John Sculley was recruited as the CEO of Apple back in 1983 and presided over the company for a decade, helping to oversee the launch of wildly successful products like the Apple Macintosh, as well as more controversial moves like the initial ouster of Steve Jobs from the company.
Since his time atop the Apple, Sculley has worked as an investor and executive at a number of technology companies and, more recently, within healthcare. Currently he serves as the chairman of cloud-based pharmacy benefit manager RxAdvance.
In a piece published in Fortune, Sculley detailed the trends that he sees as shaping the future of healthcare technology and which companies are best positioned to take advantage of them.
1. The growing accuracy and spread of medical-grade sensor technology will shift healthcare out of the hospital
Sculley ties this improving technology as a necessity to deal with the declining number of available hospital beds. In fact, he predicts that the trend of decreasing patient beds will accelerate in the near future, driven by the development of new types of sensors that can immediately provide clinically relevant medical feedback to doctors and widen telehealth services past frontline care situations.

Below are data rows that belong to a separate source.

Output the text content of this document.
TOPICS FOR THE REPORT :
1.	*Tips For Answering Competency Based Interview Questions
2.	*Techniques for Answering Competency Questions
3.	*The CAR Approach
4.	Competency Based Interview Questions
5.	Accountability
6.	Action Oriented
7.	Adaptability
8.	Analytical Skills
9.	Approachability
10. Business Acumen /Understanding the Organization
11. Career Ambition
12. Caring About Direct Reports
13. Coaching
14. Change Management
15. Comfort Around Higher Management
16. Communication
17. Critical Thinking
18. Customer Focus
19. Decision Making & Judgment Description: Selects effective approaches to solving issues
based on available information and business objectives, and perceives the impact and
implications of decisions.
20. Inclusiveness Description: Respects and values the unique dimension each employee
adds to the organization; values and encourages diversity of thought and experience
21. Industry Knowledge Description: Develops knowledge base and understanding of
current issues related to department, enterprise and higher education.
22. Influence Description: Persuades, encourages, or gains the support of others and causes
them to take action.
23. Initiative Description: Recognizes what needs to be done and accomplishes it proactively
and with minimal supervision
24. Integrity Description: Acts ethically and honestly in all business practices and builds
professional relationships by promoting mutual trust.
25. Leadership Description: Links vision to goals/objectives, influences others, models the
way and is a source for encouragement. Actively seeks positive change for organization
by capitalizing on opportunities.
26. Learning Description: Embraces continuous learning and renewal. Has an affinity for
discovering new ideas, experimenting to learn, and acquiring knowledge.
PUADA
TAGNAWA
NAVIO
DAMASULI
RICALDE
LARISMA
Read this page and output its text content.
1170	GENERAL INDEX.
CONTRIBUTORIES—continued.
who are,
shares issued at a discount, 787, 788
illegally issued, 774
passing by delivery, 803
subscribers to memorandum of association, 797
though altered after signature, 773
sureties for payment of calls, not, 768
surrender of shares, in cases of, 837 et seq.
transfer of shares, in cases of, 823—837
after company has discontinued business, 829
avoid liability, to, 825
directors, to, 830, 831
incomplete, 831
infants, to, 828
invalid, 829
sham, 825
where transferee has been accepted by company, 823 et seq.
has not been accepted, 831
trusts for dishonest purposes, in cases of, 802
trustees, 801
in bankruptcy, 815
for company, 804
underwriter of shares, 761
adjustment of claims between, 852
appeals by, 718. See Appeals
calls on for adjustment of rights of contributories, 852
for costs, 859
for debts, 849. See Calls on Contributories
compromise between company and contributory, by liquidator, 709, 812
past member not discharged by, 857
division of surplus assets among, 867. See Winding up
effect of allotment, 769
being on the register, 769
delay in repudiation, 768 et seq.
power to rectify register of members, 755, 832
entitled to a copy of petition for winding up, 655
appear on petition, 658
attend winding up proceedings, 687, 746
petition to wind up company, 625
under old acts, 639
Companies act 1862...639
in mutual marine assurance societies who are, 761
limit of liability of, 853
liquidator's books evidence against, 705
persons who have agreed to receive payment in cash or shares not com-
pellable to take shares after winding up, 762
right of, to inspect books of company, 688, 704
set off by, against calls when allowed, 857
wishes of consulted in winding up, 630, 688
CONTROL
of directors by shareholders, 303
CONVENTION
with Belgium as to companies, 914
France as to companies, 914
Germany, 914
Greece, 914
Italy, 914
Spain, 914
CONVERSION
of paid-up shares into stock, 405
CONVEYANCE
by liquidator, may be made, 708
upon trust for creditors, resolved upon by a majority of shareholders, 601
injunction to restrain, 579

2. Healthcare “super users” will push the use of remote care solutions
It’s a well known fact that the vast majority of the country’s healthcare spending is due to a small sliver of the population. Sculley writes that this issue as “stressing the sustainability” of the healthcare system and posits remote care monitoring a ready-made solution to lower patient readmissions and allow for the continuous care of chronically ill patients at home.
3. Amazon, Google and Apple are poised to enable this future by integrating more medical sensors into their technology
Sculley predicts that Apple will launch a subscription health service to connect the increasingly clinically useful Apple Watch to physicians. Google, with its Nest connected home subsidiary, is also positioned well to create subscription automated home care products and services for chronic care patients. Finally, Sculley points to Amazon as potentially the biggest fish in the pool with its Alexa Health division able to provide health services directly to the home and enabled by voice technology.